こんな事例があると思います。この時に理解をしておいた方がよい事があります。それは・・・・・弁護士だってビジネスでやっていること、ボランティアではありませんし、正義の味方でもないのです。

裁判は、正しさを認めてくれるわけではない

欠陥住宅の紛争では、建主さんに強い被害者意識があります。それは当然なことなのですが、裁判官や弁護士は、その被害者意識を理解して紛争を解決しようとするわけではありません。
どちらかと言うと『被害者意識はとりあえずおいといて』というスタンスで仕事に取り組みます。

紛争の原因を作った住宅会社や設計事務所を・・・悪、建主さんを・・・正、という単純な図式ではとらえません。
どちらにも言い分があるから、妥協点を見出そうとするのが裁判官であり、より良い条件で妥協を図ろうとするのが弁護士です。

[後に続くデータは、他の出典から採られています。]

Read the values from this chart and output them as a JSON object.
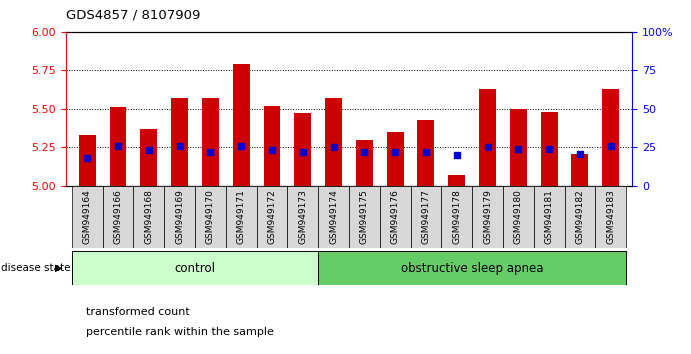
{
  "title": "GDS4857 / 8107909",
  "samples": [
    "GSM949164",
    "GSM949166",
    "GSM949168",
    "GSM949169",
    "GSM949170",
    "GSM949171",
    "GSM949172",
    "GSM949173",
    "GSM949174",
    "GSM949175",
    "GSM949176",
    "GSM949177",
    "GSM949178",
    "GSM949179",
    "GSM949180",
    "GSM949181",
    "GSM949182",
    "GSM949183"
  ],
  "bar_values": [
    5.33,
    5.51,
    5.37,
    5.57,
    5.57,
    5.79,
    5.52,
    5.47,
    5.57,
    5.3,
    5.35,
    5.43,
    5.07,
    5.63,
    5.5,
    5.48,
    5.21,
    5.63
  ],
  "percentile_values": [
    18,
    26,
    23,
    26,
    22,
    26,
    23,
    22,
    25,
    22,
    22,
    22,
    20,
    25,
    24,
    24,
    21,
    26
  ],
  "bar_color": "#cc0000",
  "percentile_color": "#0000cc",
  "ylim_left": [
    5.0,
    6.0
  ],
  "ylim_right": [
    0,
    100
  ],
  "yticks_left": [
    5.0,
    5.25,
    5.5,
    5.75,
    6.0
  ],
  "yticks_right": [
    0,
    25,
    50,
    75,
    100
  ],
  "hgrid_lines": [
    5.25,
    5.5,
    5.75
  ],
  "n_control": 8,
  "control_label": "control",
  "osa_label": "obstructive sleep apnea",
  "control_color": "#ccffcc",
  "osa_color": "#66cc66",
  "disease_state_label": "disease state",
  "legend_bar_label": "transformed count",
  "legend_pct_label": "percentile rank within the sample",
  "bar_width": 0.55
}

そこには、白黒をはっきり付けようという意図は、始めから無いものと考えた方がいいでしょう。
裁判官にも弁護士にもある意識があります。それは・・・出来るだけ早く解決したい!・・・というものです。
早く解決することは建主さんの利益にもなりますが、裁判所にとってもありがたいことなのです。時間がかかればかかるほど、他の事件も溜まってきますから、仕事の効率という面ではスピード解決が最善なのです。

裁判は交渉の手段のひとつ

紛争解決のゴールは、金銭的なことで終わります。損害賠償額が確定したり、和解金額が確定して双方が合意すると、そこで裁判は終了です。
だからと言って、ここで建主さんが持っている『感情的なわだかまり』が消えることはありません。

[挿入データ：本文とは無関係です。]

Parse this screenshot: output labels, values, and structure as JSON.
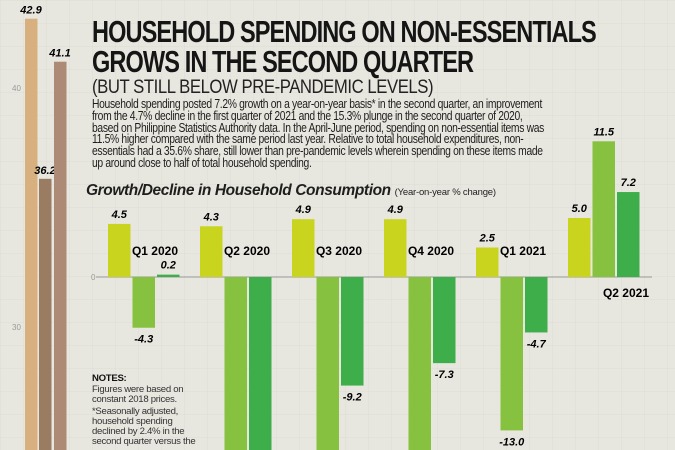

また、判決が下された、和解調書が作成された・・・これですべて終わりということではありません。
判決や和解にしたがった約束を相手方が実行するかしないかは、別の問題なのです。
つまり実行できるだけの資金があれば良いのですが、無かった場合には何も実行されず、実質的な解決はまったくされないのです。

相手方が約束を守らない・・・履行しない場合には強制執行手続きを行なうのですが、これも相手方に資金力があるから有効であって、無い場合にはまったく効力がありません。

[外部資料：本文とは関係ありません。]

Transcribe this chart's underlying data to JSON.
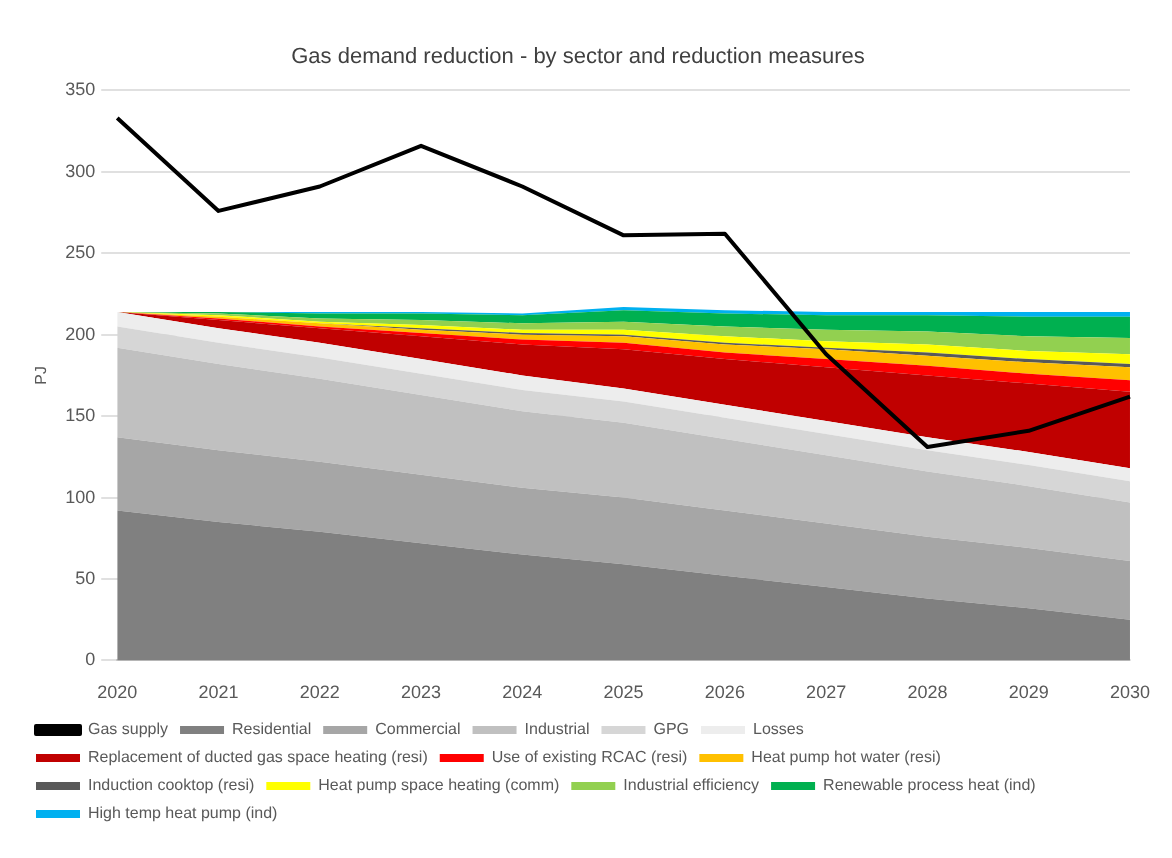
{
  "chart_data": {
    "type": "area",
    "title": "Gas demand reduction - by sector and reduction measures",
    "ylabel": "PJ",
    "stacked": true,
    "categories": [
      "2020",
      "2021",
      "2022",
      "2023",
      "2024",
      "2025",
      "2026",
      "2027",
      "2028",
      "2029",
      "2030"
    ],
    "ylim": [
      0,
      350
    ],
    "yticks": [
      0,
      50,
      100,
      150,
      200,
      250,
      300,
      350
    ],
    "grid": "y",
    "legend": "bottom",
    "marker": "none",
    "series": [
      {
        "name": "Residential",
        "color": "#808080",
        "values": [
          92,
          85,
          79,
          72,
          65,
          59,
          52,
          45,
          38,
          32,
          25
        ]
      },
      {
        "name": "Commercial",
        "color": "#a6a6a6",
        "values": [
          45,
          44,
          43,
          42,
          41,
          41,
          40,
          39,
          38,
          37,
          36
        ]
      },
      {
        "name": "Industrial",
        "color": "#c0c0c0",
        "values": [
          55,
          53,
          51,
          49,
          47,
          46,
          44,
          42,
          40,
          38,
          36
        ]
      },
      {
        "name": "GPG",
        "color": "#d6d6d6",
        "values": [
          13,
          13,
          13,
          13,
          13,
          13,
          13,
          13,
          13,
          13,
          13
        ]
      },
      {
        "name": "Losses",
        "color": "#ededed",
        "values": [
          9,
          9,
          9,
          9,
          9,
          8,
          8,
          8,
          8,
          8,
          8
        ]
      },
      {
        "name": "Replacement of ducted gas space heating (resi)",
        "color": "#c00000",
        "values": [
          0,
          5,
          9,
          14,
          19,
          24,
          28,
          33,
          38,
          42,
          47
        ]
      },
      {
        "name": "Use of existing RCAC (resi)",
        "color": "#ff0000",
        "values": [
          0,
          1,
          1,
          2,
          3,
          4,
          4,
          5,
          6,
          6,
          7
        ]
      },
      {
        "name": "Heat pump hot water (resi)",
        "color": "#ffc000",
        "values": [
          0,
          1,
          2,
          2,
          3,
          4,
          5,
          6,
          6,
          7,
          8
        ]
      },
      {
        "name": "Induction cooktop (resi)",
        "color": "#595959",
        "values": [
          0,
          0,
          0,
          1,
          1,
          1,
          1,
          1,
          2,
          2,
          2
        ]
      },
      {
        "name": "Heat pump space heating (comm)",
        "color": "#ffff00",
        "values": [
          0,
          1,
          1,
          2,
          2,
          3,
          4,
          4,
          5,
          5,
          6
        ]
      },
      {
        "name": "Industrial efficiency",
        "color": "#92d050",
        "values": [
          0,
          1,
          2,
          3,
          4,
          5,
          6,
          7,
          8,
          9,
          10
        ]
      },
      {
        "name": "Renewable process heat (ind)",
        "color": "#00b050",
        "values": [
          0,
          1,
          3,
          4,
          5,
          7,
          8,
          9,
          10,
          12,
          13
        ]
      },
      {
        "name": "High temp heat pump (ind)",
        "color": "#00b0f0",
        "values": [
          0,
          0,
          1,
          1,
          1,
          2,
          2,
          2,
          2,
          3,
          3
        ]
      },
      {
        "name": "Gas supply",
        "type": "line",
        "color": "#000000",
        "values": [
          333,
          276,
          291,
          316,
          291,
          261,
          262,
          188,
          131,
          141,
          162
        ]
      }
    ]
  }
}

弁護士の仕事は、裁判に勝つこと、よりよい条件で和解をすることです。ここで、弁護士の仕事は終わります。
では、建主さんにとってのすべての解決とは・・・欠陥住宅が解消されることです!
裁判に勝ったからと言って欠陥住宅が解消されるわけではありません。裁判は・・・欠陥住宅解消のために行なう交渉の一手段でしかないことを、しっかり理解しておいてほしいと思います。